(AGENPARL) - Roma, 12 Maggio 2026 - Il Presidente del Parlamento iraniano, Mohammad Baqer Qalibaf, ha alzato i toni del confronto geopolitico con un messaggio diretto a Washington: la pace in Medio Oriente passa esclusivamente per l’accettazione della proposta in 14 punti presentata da Teheran.

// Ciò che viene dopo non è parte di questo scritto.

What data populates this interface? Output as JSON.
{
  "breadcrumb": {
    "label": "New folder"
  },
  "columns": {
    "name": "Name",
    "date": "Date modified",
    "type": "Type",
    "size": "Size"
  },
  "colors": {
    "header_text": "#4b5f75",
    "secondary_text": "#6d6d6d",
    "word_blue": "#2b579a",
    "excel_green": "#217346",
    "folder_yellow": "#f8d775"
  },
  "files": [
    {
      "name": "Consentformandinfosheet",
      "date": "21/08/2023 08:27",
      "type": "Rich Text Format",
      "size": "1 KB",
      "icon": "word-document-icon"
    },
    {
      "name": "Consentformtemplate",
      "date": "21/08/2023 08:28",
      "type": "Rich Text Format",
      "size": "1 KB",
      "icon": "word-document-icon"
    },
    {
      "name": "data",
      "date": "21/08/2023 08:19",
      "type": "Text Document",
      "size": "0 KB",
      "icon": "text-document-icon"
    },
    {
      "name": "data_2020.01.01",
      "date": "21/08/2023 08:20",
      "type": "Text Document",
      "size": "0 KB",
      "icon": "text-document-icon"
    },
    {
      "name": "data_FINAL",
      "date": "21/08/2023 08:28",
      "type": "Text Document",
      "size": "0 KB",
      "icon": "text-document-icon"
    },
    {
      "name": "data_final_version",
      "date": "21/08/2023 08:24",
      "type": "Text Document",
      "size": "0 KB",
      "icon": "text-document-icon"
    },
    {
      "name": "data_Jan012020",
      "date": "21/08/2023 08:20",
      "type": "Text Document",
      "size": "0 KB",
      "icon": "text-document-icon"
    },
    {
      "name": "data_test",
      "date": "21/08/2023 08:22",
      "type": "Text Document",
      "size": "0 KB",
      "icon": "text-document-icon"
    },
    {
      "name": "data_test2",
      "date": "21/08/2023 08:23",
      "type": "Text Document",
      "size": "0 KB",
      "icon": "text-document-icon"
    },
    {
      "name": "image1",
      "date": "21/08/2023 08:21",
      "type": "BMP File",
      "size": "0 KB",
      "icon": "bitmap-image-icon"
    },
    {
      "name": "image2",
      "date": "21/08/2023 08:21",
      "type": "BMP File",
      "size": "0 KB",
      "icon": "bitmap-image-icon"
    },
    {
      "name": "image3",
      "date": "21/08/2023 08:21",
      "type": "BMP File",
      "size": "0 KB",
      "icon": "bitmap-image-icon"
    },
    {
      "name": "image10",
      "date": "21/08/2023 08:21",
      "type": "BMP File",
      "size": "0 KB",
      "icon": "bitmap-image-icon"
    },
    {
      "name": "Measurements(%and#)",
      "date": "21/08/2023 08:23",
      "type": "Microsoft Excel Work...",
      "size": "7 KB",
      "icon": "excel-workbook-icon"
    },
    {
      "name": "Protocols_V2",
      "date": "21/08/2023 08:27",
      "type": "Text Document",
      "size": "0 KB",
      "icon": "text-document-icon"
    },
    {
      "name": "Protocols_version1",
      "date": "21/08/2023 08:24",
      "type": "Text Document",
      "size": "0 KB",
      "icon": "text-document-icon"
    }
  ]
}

L’ultimatum di Teheran agli Stati Uniti
In un post pubblicato su X, Qalibaf ha chiarito che non esistono alternative diplomatiche al di fuori del piano iraniano. “Qualsiasi altro approccio si rivelerà del tutto inconcludente; solo un fallimento dopo l’altro”, ha dichiarato il leader del Majlis, aggiungendo un monito economico rivolto ai cittadini americani: “Più temporeggeranno, più i contribuenti americani ne pagheranno le conseguenze”.
Difesa e Tecnologia: la minaccia della “Risposta Schiacciante”
Il discorso di Qalibaf non si è limitato alla diplomazia, ma ha toccato la capacità difensiva dell’Iran, citando esplicitamente:
- Tecnologia missilistica e droni di ultima generazione.
- L’incrollabile spirito dell’Asse della Resistenza.
- La prontezza operativa per una risposta definita “sorprendente” contro ogni aggressione.
Analisi: Cos’è la proposta in 14 punti?
La proposta, presentata ufficialmente domenica scorsa, rappresenta la risposta della Repubblica Islamica alle pressioni degli Stati Uniti e di Israele. Mentre Teheran continua a invocare la pazienza strategica, il messaggio di Qalibaf suggerisce che le “linee rosse” sono state tracciate. Il riconoscimento dei diritti del popolo iraniano e la fine delle sanzioni restano i pilastri su cui si gioca il futuro della stabilità regionale.